I'm working on a unique windows desktop application that requires both a standalone and distributed deployment mode. In standalone mode the entire program will run on a single desktop machine. In distributed mode there will be several thin clients running on desktop machines that will communicate with an app server (IIS) and database over a LAN.

I will write the program using a logical n-tier architecture to separate the GUI, business logic, and data access layer.

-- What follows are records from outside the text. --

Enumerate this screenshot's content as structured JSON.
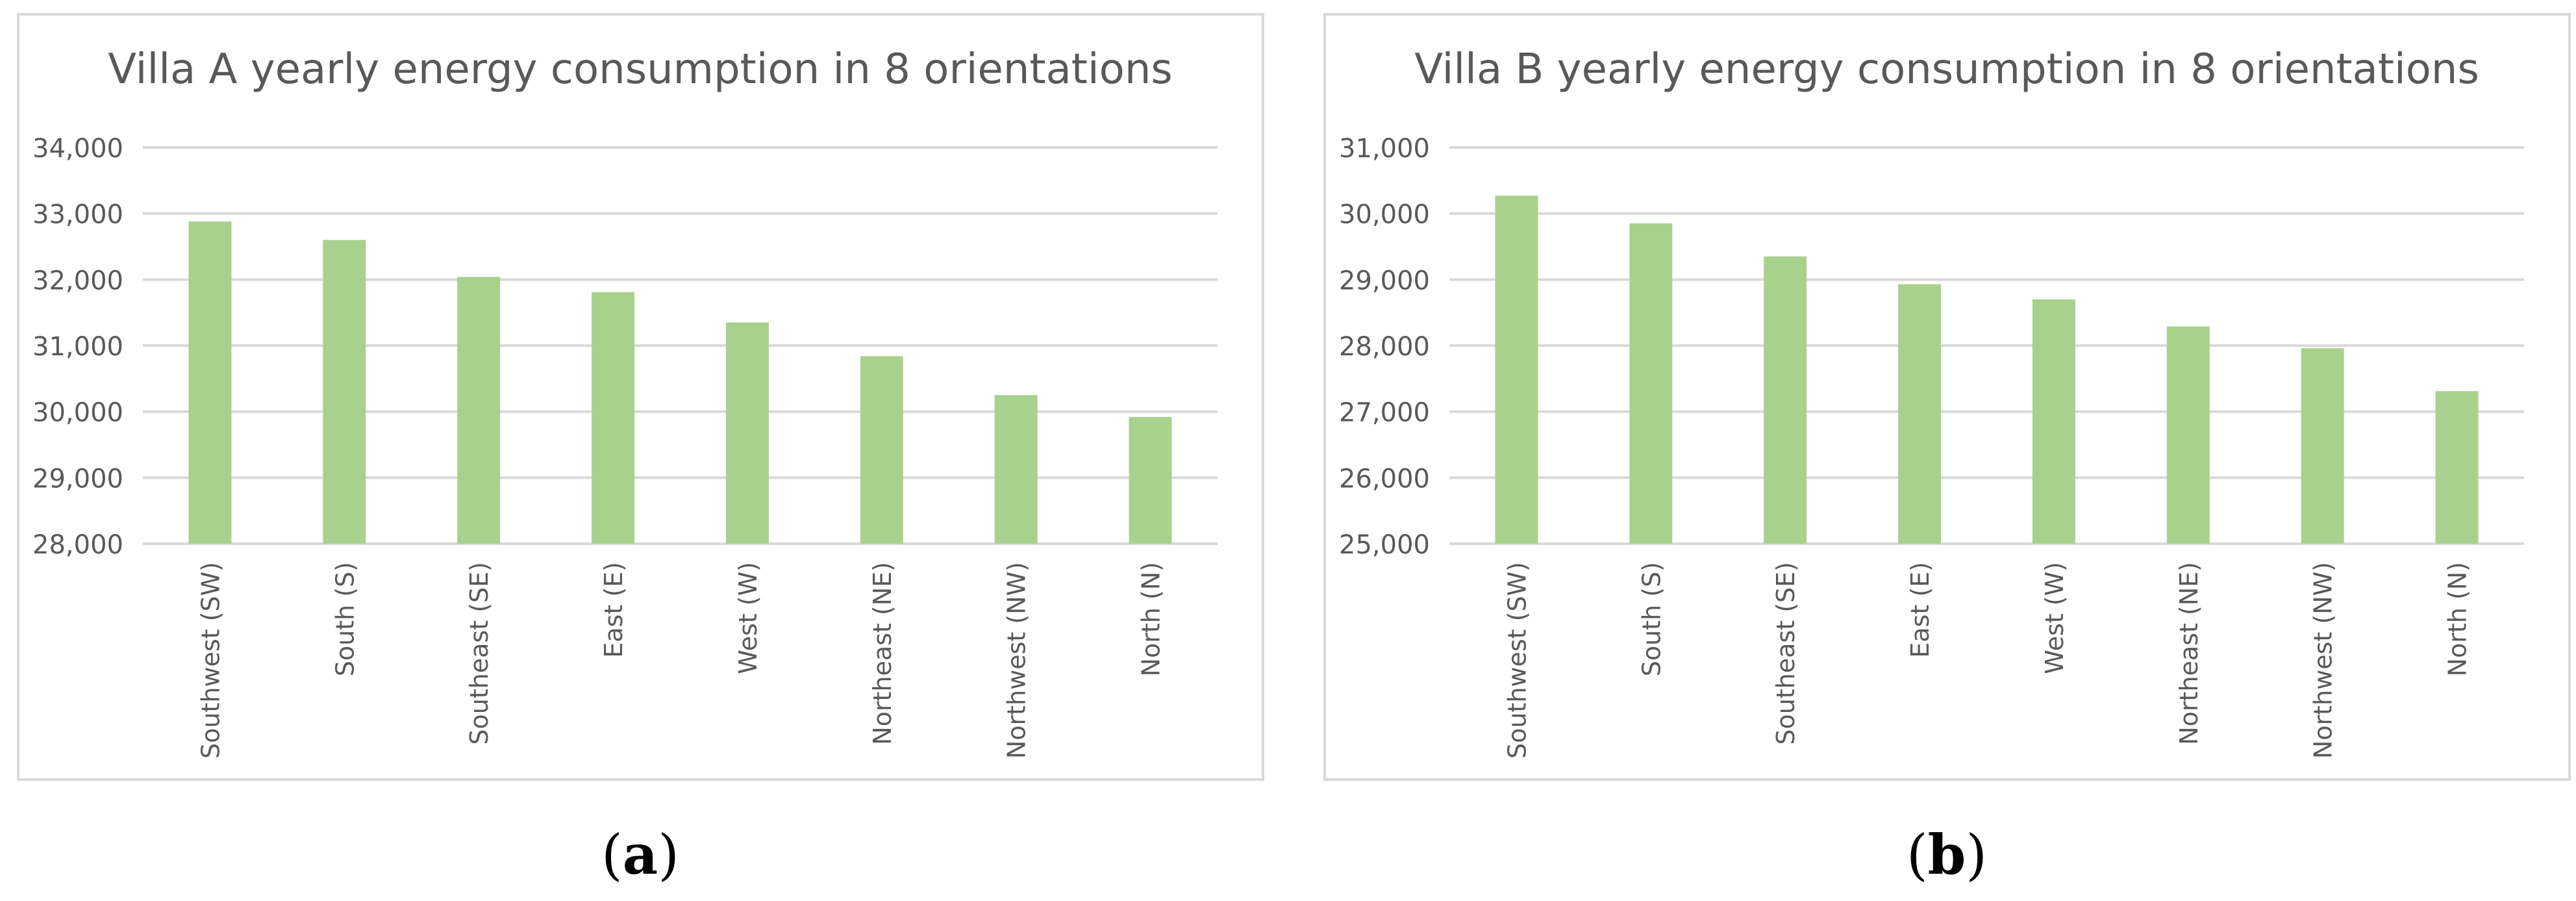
{
  "colors": {
    "bar": "#a9d18e",
    "grid": "#d9d9d9",
    "text": "#595959",
    "frame": "#d9d9d9"
  },
  "chart_data": [
    {
      "type": "bar",
      "title": "Villa A yearly energy consumption in 8 orientations",
      "panel_label": "(a)",
      "panel_letter": "a",
      "categories": [
        "Southwest (SW)",
        "South (S)",
        "Southeast (SE)",
        "East (E)",
        "West (W)",
        "Northeast (NE)",
        "Northwest (NW)",
        "North (N)"
      ],
      "values": [
        32880,
        32600,
        32040,
        31810,
        31350,
        30840,
        30250,
        29920
      ],
      "ylim": [
        28000,
        34000
      ],
      "yticks": [
        28000,
        29000,
        30000,
        31000,
        32000,
        33000,
        34000
      ],
      "ytick_labels": [
        "28,000",
        "29,000",
        "30,000",
        "31,000",
        "32,000",
        "33,000",
        "34,000"
      ],
      "xlabel": "",
      "ylabel": "",
      "grid": true,
      "legend": "none"
    },
    {
      "type": "bar",
      "title": "Villa B yearly energy consumption in 8 orientations",
      "panel_label": "(b)",
      "panel_letter": "b",
      "categories": [
        "Southwest (SW)",
        "South (S)",
        "Southeast (SE)",
        "East (E)",
        "West (W)",
        "Northeast (NE)",
        "Northwest (NW)",
        "North (N)"
      ],
      "values": [
        30270,
        29850,
        29350,
        28930,
        28700,
        28290,
        27960,
        27310
      ],
      "ylim": [
        25000,
        31000
      ],
      "yticks": [
        25000,
        26000,
        27000,
        28000,
        29000,
        30000,
        31000
      ],
      "ytick_labels": [
        "25,000",
        "26,000",
        "27,000",
        "28,000",
        "29,000",
        "30,000",
        "31,000"
      ],
      "xlabel": "",
      "ylabel": "",
      "grid": true,
      "legend": "none"
    }
  ]
}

Ideally I want the code for the stand alone mode to be the same as the distributed mode but just deployed differently. Does it make sense then to use WCF (or some form of web services) in the stand alone mode so that it can then be deployed in distributed mode without needing major code changes? Is there a better way to do this?

Thanks!

A: 

Visual Studio LightSwitch1 does a trick pretty similar to what you describe: develop once, deploy in single or three tiers. If you're app is mostly about data maintenance it may very well be your ticket.

Edgar Sánchez
Thanks for the response Edgar! I guess what I'm really wondering is if there is any way to use IIS (or any app server) in conjunction with a windows desktop application. I think it would be cool to be able to do but I'm not sure if it is possible with the Microsoft technologies. (For this project I can't use the standard the web app tools because we need the client side to integrate with USB device drivers which I don't think you can do from a browser window.)
MikeG
Silverlight out-of-browser apps (as the ones generated by LightSwitch) can run in trusted mode, and then they have access to the Windows file system. Furthermore, they have access to local video cameras and printers, about USB drivers... I don't know.